At an installation that’s recently toured the country, each plaster bust has a story.
The creation of Chattanooga-based artist Ali Waller, the “/200” project features 940 busts of women, including Waller herself, who are sexual assault survivors sharing their story through sculpture.
The 22-year-old artist started working with plaster in 2020 after seeing the “Filthy Rich” documentary series, which explained how Jeffrey Epstein groomed and abused young women and girls. She originally hoped to cast 200 women to represent the $200 Epstein paid young girls to “recruit” more girls to give him “massages” during which he would sexually assault them.
The first installation of that project, called “/200,” exceeded that goal with 550 busts. Now, Waller has made casts of nearly 1,000 women and plans a Chattanooga show to honor the 1,000 survivors she’s cast.
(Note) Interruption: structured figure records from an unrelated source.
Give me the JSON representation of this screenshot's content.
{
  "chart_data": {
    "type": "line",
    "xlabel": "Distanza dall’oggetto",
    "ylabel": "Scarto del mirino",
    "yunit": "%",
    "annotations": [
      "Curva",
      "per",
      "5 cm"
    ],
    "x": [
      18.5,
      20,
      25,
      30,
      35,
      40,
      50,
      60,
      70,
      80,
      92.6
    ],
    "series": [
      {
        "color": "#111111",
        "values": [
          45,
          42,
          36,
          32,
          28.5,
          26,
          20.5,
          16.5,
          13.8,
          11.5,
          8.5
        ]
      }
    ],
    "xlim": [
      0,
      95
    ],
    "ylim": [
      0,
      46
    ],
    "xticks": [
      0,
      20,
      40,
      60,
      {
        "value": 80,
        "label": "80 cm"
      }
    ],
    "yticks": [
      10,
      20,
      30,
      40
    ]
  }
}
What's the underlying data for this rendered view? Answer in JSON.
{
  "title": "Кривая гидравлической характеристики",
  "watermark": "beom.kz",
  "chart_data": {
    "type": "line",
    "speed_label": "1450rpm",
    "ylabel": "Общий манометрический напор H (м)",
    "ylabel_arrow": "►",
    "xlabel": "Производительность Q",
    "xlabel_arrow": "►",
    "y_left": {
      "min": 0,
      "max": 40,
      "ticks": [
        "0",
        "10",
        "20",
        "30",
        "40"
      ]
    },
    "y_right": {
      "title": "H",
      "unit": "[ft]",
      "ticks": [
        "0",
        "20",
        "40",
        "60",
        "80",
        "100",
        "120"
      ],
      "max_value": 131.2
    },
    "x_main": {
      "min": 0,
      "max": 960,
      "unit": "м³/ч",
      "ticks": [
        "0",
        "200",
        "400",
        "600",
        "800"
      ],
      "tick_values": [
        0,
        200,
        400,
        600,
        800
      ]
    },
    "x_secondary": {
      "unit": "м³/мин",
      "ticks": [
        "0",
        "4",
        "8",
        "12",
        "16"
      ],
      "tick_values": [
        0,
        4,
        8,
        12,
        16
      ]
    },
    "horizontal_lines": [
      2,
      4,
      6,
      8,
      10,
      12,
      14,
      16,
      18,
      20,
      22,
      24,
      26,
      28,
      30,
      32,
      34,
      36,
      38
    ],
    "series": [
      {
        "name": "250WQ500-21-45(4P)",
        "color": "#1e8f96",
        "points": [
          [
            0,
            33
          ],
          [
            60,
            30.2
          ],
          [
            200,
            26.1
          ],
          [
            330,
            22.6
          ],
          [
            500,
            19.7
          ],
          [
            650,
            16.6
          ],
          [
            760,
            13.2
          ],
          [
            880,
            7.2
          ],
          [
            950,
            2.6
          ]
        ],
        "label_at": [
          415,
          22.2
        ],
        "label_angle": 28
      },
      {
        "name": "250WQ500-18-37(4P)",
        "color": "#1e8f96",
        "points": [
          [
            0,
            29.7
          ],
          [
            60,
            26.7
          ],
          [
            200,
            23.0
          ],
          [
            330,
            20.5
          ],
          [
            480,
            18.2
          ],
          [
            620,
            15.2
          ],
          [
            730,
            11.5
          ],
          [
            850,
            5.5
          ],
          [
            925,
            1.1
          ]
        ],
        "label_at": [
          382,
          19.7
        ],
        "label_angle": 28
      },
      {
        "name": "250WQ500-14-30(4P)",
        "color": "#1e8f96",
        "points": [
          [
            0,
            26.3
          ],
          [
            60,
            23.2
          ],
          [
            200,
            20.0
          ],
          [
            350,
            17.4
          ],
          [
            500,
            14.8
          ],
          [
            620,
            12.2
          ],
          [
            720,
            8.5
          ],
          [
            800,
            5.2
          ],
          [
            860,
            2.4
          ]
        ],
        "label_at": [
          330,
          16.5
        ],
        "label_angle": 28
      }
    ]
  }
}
The “/200” exhibit has traveled to Chattanooga, Knoxville and Nashville in Tennessee as well as Winston Salem, N.C., West Palm Beach, Fla., and Indianapolis. This year it will travel to Rhode Island, New York and Denver, Co.
Purity culture was a prominent theme in her show “Mommy.” The show, which she held in Chattanooga in May 2021, highlighted how her church’s male-centered leadership and purity culture’s strict gender rules affected women in her family.
“I got to a point where I was like, ‘If I don’t express this in some way, if I don’t get rid of the shame that comes along with these things, I’m going to lose it and I’m just going to be a terrible person.’ It turned into me really having no limit to my openness. I almost feel like having this be public art is the final processing of it,” Waller said.
When Waller first posted about “Mommy” on Instagram, she was overwhelmed with messages from other former church kids and pastor’s kids. Where the “/200” project was interactive, “Mommy” was more personal, making reading other people’s stories more difficult.
With the “/200” project, Waller asked for people’s stories. But a later project, “Mommy,” seemed draw people to share their story without prompting.
“I think that a lot of people lead out with their story because they’ve been on the brink of telling it for so long but no one has received that part of them, or allowed space for that part of them. So even though they don’t know me, they know that I would at least understand their story because I’ve been open about mine,” Waller said.
Despite the discomfort of confronting her trauma and immersing herself in the trauma of others, Waller said creating this art has been healing for those who have participated in the work.
“Creating this art is such a beautiful practice of sharing space and intimacy with strangers and sharing consent and safety. I would love for that to be a lifelong thing that just continues to grow, and reach everywhere because it’s been so healing. I want to continue creating with authenticity. Whether that means I continue doing things in museums or galleries, or I continue doing community oriented projects where communities come together and find places for me to exhibit — either one of those is beautiful. I just want to share the freedom that I’ve found with everyone.”